Open access increases visibility and accessibility
Open access to publications ensures that scientific publications: journal articles, monographs, proceedings and conference papers, are accessible to everyone free of charge. This makes scientific publications available to everyone and not just to those who have paid for subscriptions.
There are two ways achieving open access:
1 By self-archiving the publication in an open access repository, referred as the green open access.This open elctronic repository can be an institutional repository for the university, shared repository of a discipline, or a subject-based or centralized repository (e.g. arXiv) or other form of open access repository (e.g. Zenodo).
2 By publishing an open access article in a journal. This is usually referred as the gold open access. The journal may be either a fully open access journal either requiring author payments (APC, article processing charges) or a journal that does not require such payments.Gold open access may also refer to a subscription journal, which allows individual articles to made open access on payment of an APC fee.These kind of journals are usually referred to as hybrid journal.

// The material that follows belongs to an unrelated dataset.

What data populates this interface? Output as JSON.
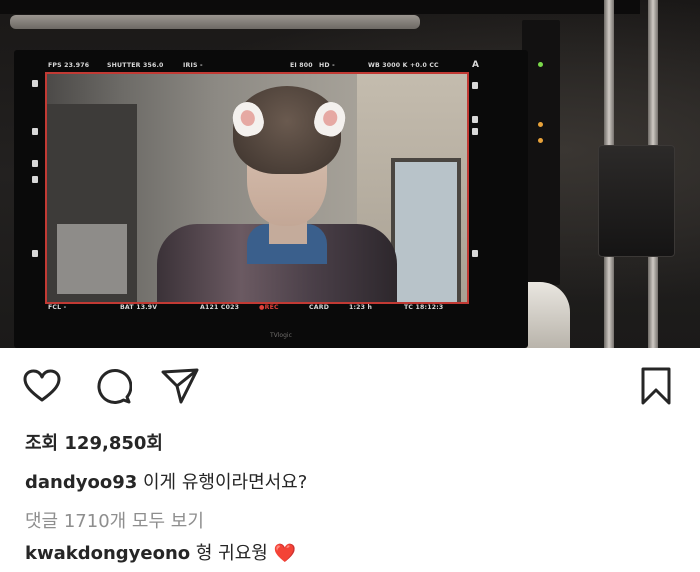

Many publishers allow the final peer-reviewed manuscript (that is without the publishers layout, page numebring or logo, to be archived by the author in an online institutional repository such as a university database, alongside or after its publication. Some publishers request that open access be granted only after an embargo period has elapsed.
Open access repositories make publications easier to manage and find: Users do not have to seek information separately in several databases thanks to web search engines such as Google Scholar that indexes the full text or metadata of scientific literature from different publishing formats and disciplines. See a video on the effect of open access on the visibility and accessibility of works.

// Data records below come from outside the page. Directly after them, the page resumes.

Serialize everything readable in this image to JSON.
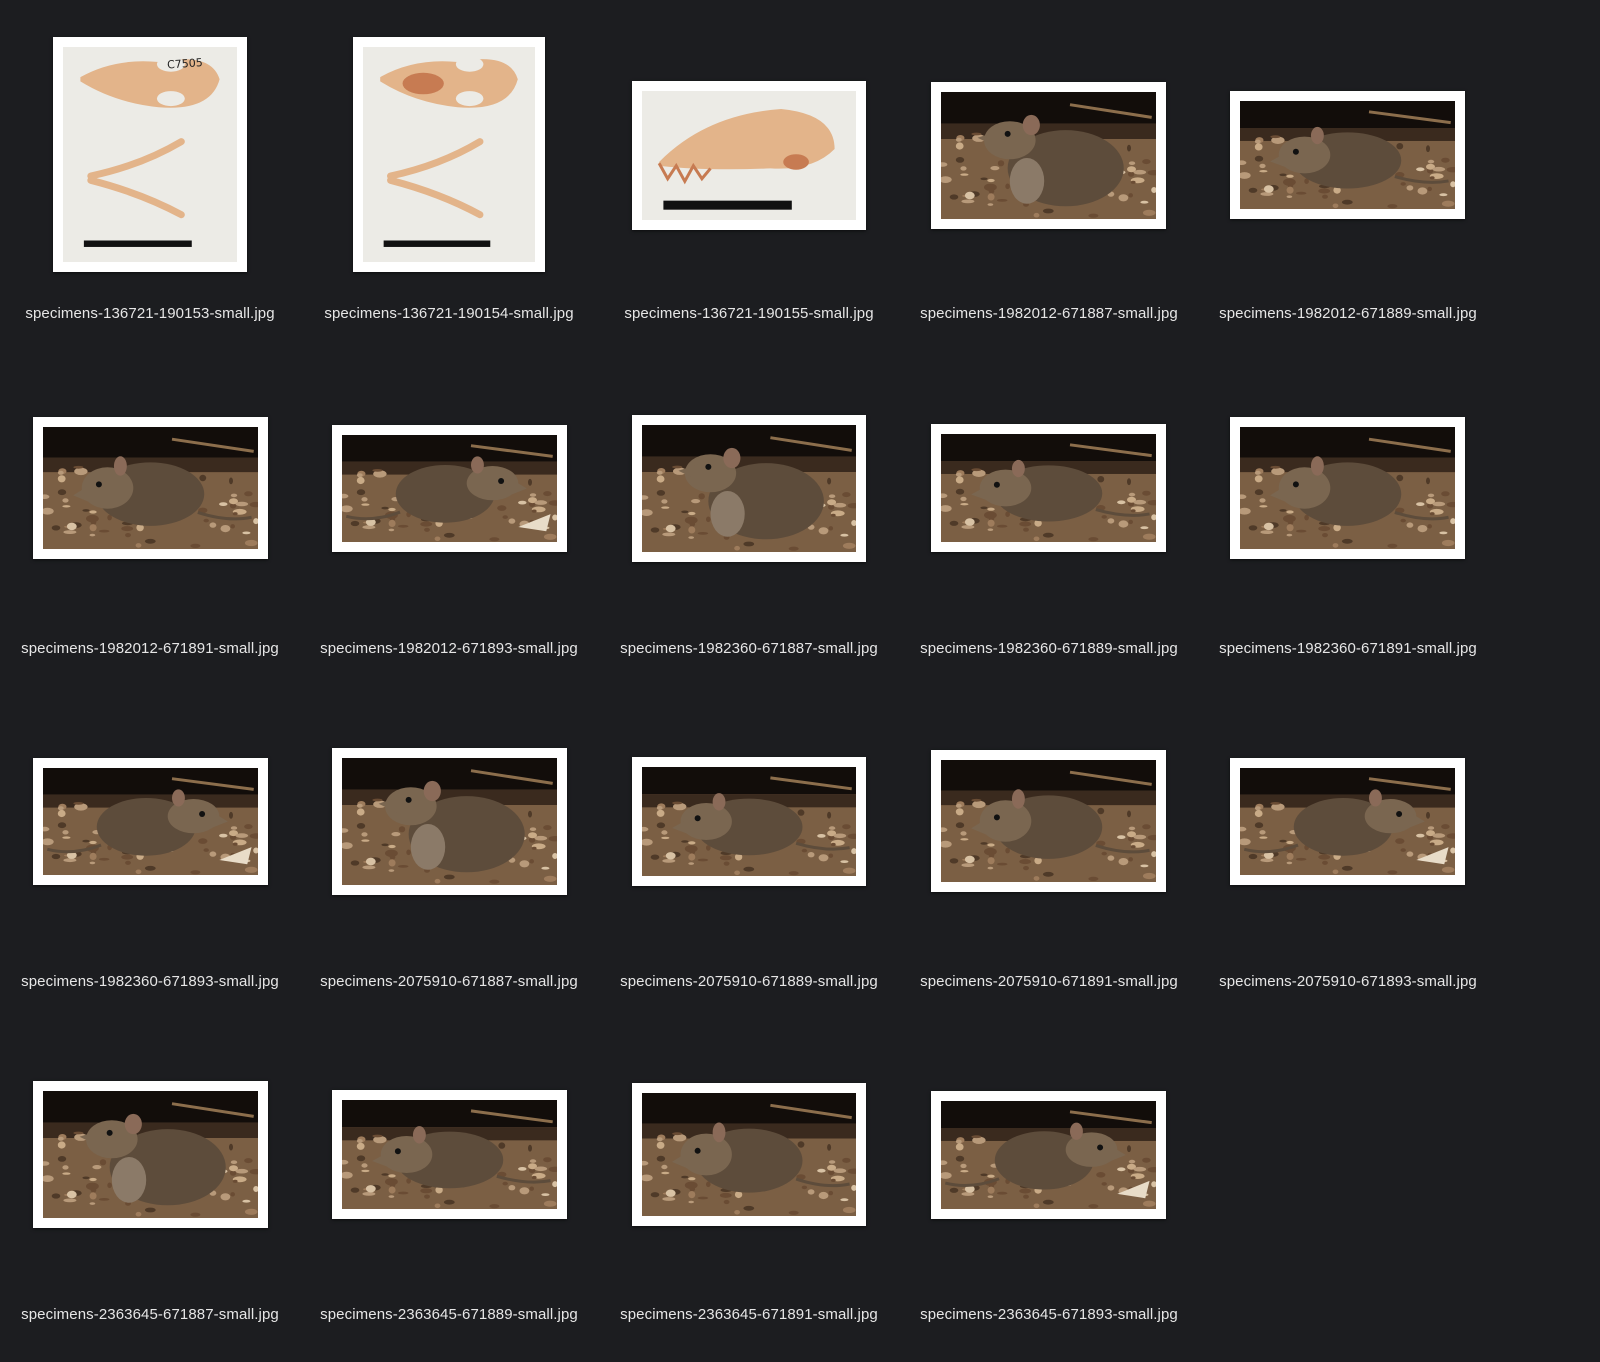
{
  "files": [
    {
      "name": "specimens-136721-190153-small.jpg",
      "kind": "skull-dorsal",
      "thumb": "skull-dorsal-icon"
    },
    {
      "name": "specimens-136721-190154-small.jpg",
      "kind": "skull-ventral",
      "thumb": "skull-ventral-icon"
    },
    {
      "name": "specimens-136721-190155-small.jpg",
      "kind": "skull-lateral",
      "thumb": "skull-lateral-icon"
    },
    {
      "name": "specimens-1982012-671887-small.jpg",
      "kind": "animal-upright",
      "thumb": "animal-photo-icon"
    },
    {
      "name": "specimens-1982012-671889-small.jpg",
      "kind": "animal-crouch-left",
      "thumb": "animal-photo-icon"
    },
    {
      "name": "specimens-1982012-671891-small.jpg",
      "kind": "animal-crouch-left",
      "thumb": "animal-photo-icon"
    },
    {
      "name": "specimens-1982012-671893-small.jpg",
      "kind": "animal-crouch-right",
      "thumb": "animal-photo-icon"
    },
    {
      "name": "specimens-1982360-671887-small.jpg",
      "kind": "animal-upright",
      "thumb": "animal-photo-icon"
    },
    {
      "name": "specimens-1982360-671889-small.jpg",
      "kind": "animal-crouch-left",
      "thumb": "animal-photo-icon"
    },
    {
      "name": "specimens-1982360-671891-small.jpg",
      "kind": "animal-crouch-left",
      "thumb": "animal-photo-icon"
    },
    {
      "name": "specimens-1982360-671893-small.jpg",
      "kind": "animal-crouch-right",
      "thumb": "animal-photo-icon"
    },
    {
      "name": "specimens-2075910-671887-small.jpg",
      "kind": "animal-upright",
      "thumb": "animal-photo-icon"
    },
    {
      "name": "specimens-2075910-671889-small.jpg",
      "kind": "animal-crouch-left",
      "thumb": "animal-photo-icon"
    },
    {
      "name": "specimens-2075910-671891-small.jpg",
      "kind": "animal-crouch-left",
      "thumb": "animal-photo-icon"
    },
    {
      "name": "specimens-2075910-671893-small.jpg",
      "kind": "animal-crouch-right",
      "thumb": "animal-photo-icon"
    },
    {
      "name": "specimens-2363645-671887-small.jpg",
      "kind": "animal-upright",
      "thumb": "animal-photo-icon"
    },
    {
      "name": "specimens-2363645-671889-small.jpg",
      "kind": "animal-crouch-left",
      "thumb": "animal-photo-icon"
    },
    {
      "name": "specimens-2363645-671891-small.jpg",
      "kind": "animal-crouch-left",
      "thumb": "animal-photo-icon"
    },
    {
      "name": "specimens-2363645-671893-small.jpg",
      "kind": "animal-crouch-right",
      "thumb": "animal-photo-icon"
    }
  ],
  "skull_tag": "C7505",
  "colors": {
    "background": "#1c1d20",
    "label": "#e6e6e6",
    "frame": "#ffffff",
    "ground": "#8a6a4a",
    "fur": "#5a4a3a"
  }
}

Open access saves researchers the trouble of organising their own archives, as they can easily and reliably deposit their article in a repository with guaranteed management and backup. For long-term preservation, institutional repositories such as university databases are a safer option than commercial ones, as the university cannot guarantee the long-term preservation of articles in commercial services (e.g. Mendeley, ResearchGate), and the university is responsible for the preservation of the material to the agency funding the study and to the science community.